Solving the equations proved to be challenging. In most textbook problems of physics, the boundaries of the system are specified, and the student's task is to determine what is going on inside them. In contrast, liquid rope coiling is what physicists call a “free boundary” problem, in which the shape of the boundary is part of the problem we are trying to solve. With care, we were able to show that coiling in highly viscous fluids can occur in four distinct modes, each involving a different force balance.

Spiral Bubble Waves
Having mapped out the general types of coiling, we imagined that we had a fairly complete picture—but we were wrong. Further experiments, conducted in an exploratory way with no preconceived ideas, revealed remarkable new phenomena.

The first was the appearance of beautiful spiral waves of air bubbles in the thin layer of fluid that spreads away from the coiling rope. They form when the successive loops of the rope are slightly offset from one another, trapping small air pockets. We still do not understand, however, why the spirals have precisely the shape they do or why they only occur for narrow ranges of fluid viscosity, flow rate and fall height.

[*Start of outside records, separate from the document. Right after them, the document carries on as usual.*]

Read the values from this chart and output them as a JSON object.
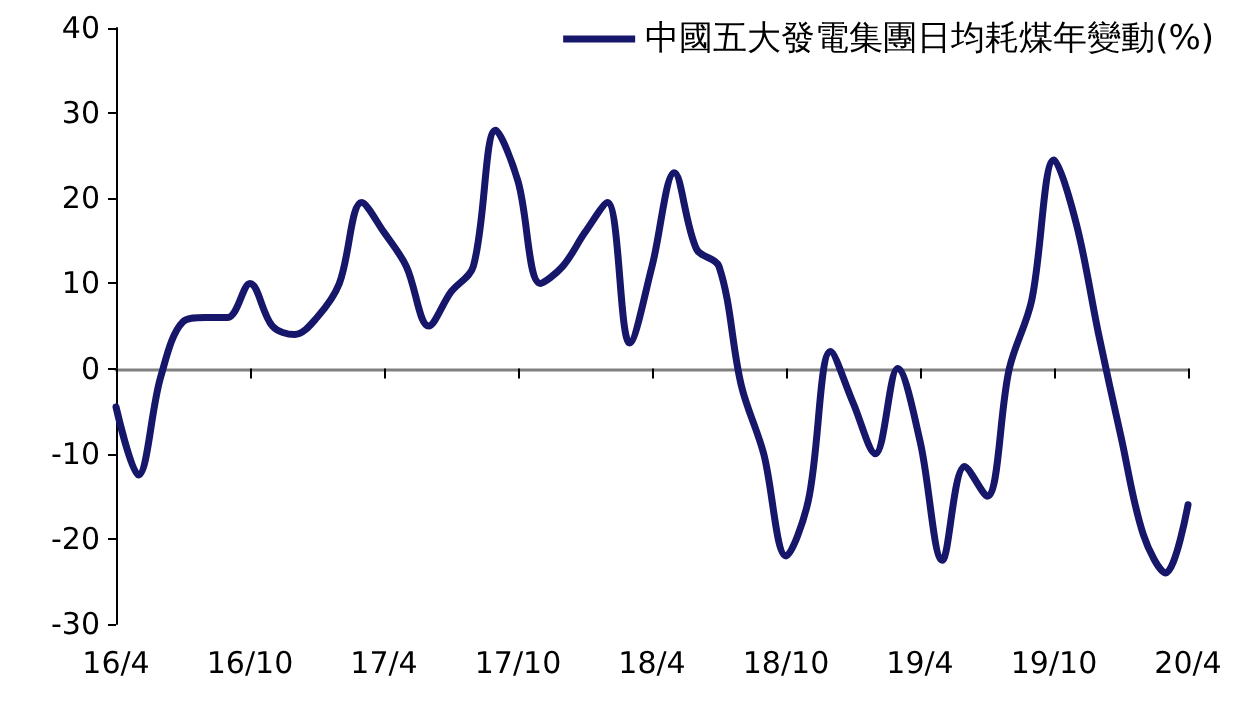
{
  "chart_data": {
    "type": "line",
    "categories": [
      "16/4",
      null,
      null,
      null,
      null,
      null,
      "16/10",
      null,
      null,
      null,
      null,
      null,
      "17/4",
      null,
      null,
      null,
      null,
      null,
      "17/10",
      null,
      null,
      null,
      null,
      null,
      "18/4",
      null,
      null,
      null,
      null,
      null,
      "18/10",
      null,
      null,
      null,
      null,
      null,
      "19/4",
      null,
      null,
      null,
      null,
      null,
      "19/10",
      null,
      null,
      null,
      null,
      null,
      "20/4"
    ],
    "series": [
      {
        "name": "中國五大發電集團日均耗煤年變動(%)",
        "color": "#16166a",
        "values": [
          -4.5,
          -12.5,
          -1,
          5.5,
          6,
          6,
          10,
          5,
          4,
          6,
          10,
          19.5,
          16,
          12,
          5,
          9,
          12,
          28,
          22,
          10,
          12,
          16,
          19.5,
          3,
          12,
          23,
          14,
          12,
          -2,
          -10,
          -22,
          -15.5,
          2,
          -4,
          -10,
          0,
          -8.5,
          -22.5,
          -11.5,
          -15,
          0,
          8,
          24.5,
          17,
          4,
          -8,
          -19.5,
          -24,
          -16
        ]
      }
    ],
    "ylim": [
      -30,
      40
    ],
    "yticks": [
      -30,
      -20,
      -10,
      0,
      10,
      20,
      30,
      40
    ],
    "legend": "top right",
    "marker": "none",
    "line_style": "solid"
  }
}
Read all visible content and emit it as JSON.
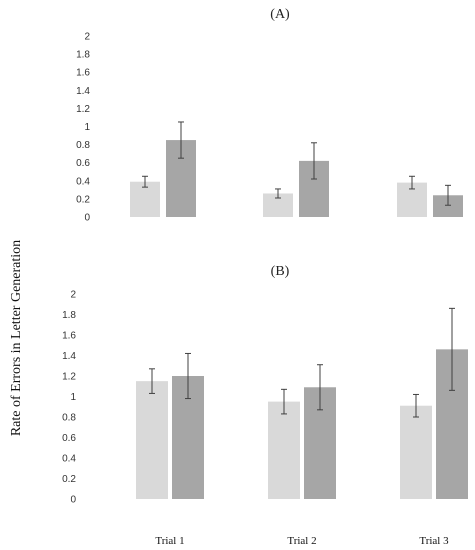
{
  "ylabel": "Rate of Errors in Letter Generation",
  "colors": {
    "series1": "#d9d9d9",
    "series2": "#a6a6a6",
    "errorbar": "#404040"
  },
  "chart_data": [
    {
      "type": "bar",
      "title": "(A)",
      "categories": [
        "Trial 1",
        "Trial 2",
        "Trial 3"
      ],
      "ylim": [
        0,
        2
      ],
      "yticks": [
        "0",
        "0.2",
        "0.4",
        "0.6",
        "0.8",
        "1",
        "1.2",
        "1.4",
        "1.6",
        "1.8",
        "2"
      ],
      "grid": false,
      "series": [
        {
          "values": [
            0.39,
            0.26,
            0.38
          ],
          "errors": [
            0.06,
            0.05,
            0.07
          ]
        },
        {
          "values": [
            0.85,
            0.62,
            0.24
          ],
          "errors": [
            0.2,
            0.2,
            0.11
          ]
        }
      ]
    },
    {
      "type": "bar",
      "title": "(B)",
      "categories": [
        "Trial 1",
        "Trial 2",
        "Trial 3"
      ],
      "ylim": [
        0,
        2
      ],
      "yticks": [
        "0",
        "0.2",
        "0.4",
        "0.6",
        "0.8",
        "1",
        "1.2",
        "1.4",
        "1.6",
        "1.8",
        "2"
      ],
      "grid": false,
      "series": [
        {
          "values": [
            1.15,
            0.95,
            0.91
          ],
          "errors": [
            0.12,
            0.12,
            0.11
          ]
        },
        {
          "values": [
            1.2,
            1.09,
            1.46
          ],
          "errors": [
            0.22,
            0.22,
            0.4
          ]
        }
      ]
    }
  ]
}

We also played with silicone oils of much lower viscosity. These fluids coiled more quickly—up to 2,000 times per second—so we needed high-speed cameras to record their behavior. The fluids could coil and even fold in much more complex ways. A given state would persist indefinitely if left undisturbed yet would suddenly switch to another if we gave the apparatus a strong tap with our knuckles.

In all the above experiments, the thin stream of liquid fell onto a stationary surface. But new effects can arise if the surface and the source of the liquid move relative to each other—as observed by Jackson Pollock in his action painting and by manufacturers of textiles using molten polymer threads. Our colleagues Keith Moffatt, Sunny Chiu-Webster and John Lister, all then at the University of Cambridge, experimented with these situations using what amounts to a fluid sewing machine, which extrudes a single thread of viscous fluid onto a horizontal belt moving at a constant speed. At high speeds, the dragged thread leaves a straight trace on the belt. But as the belt slows down, more complex, unsteady patterns emerge, such as meandering, alternating loops, double coiling and even a W shape.

We still have a long way to go before we understand liquid ropes fully. A top priority is to understand the physical mechanism behind spiral bubble waves. Why does the center of the coil start to move in a separate orbit? Another goal is to model the complex secondary coiling that occurs in lower-viscosity fluids. We also plan to extend our exploration to more exotic systems, including complex fluids with nonstandard responses to applied forces, as well as electrically charged fluids coiling at microscales and nanoscales in an electric field. Judging by our past experience, many more surprises are in store for us.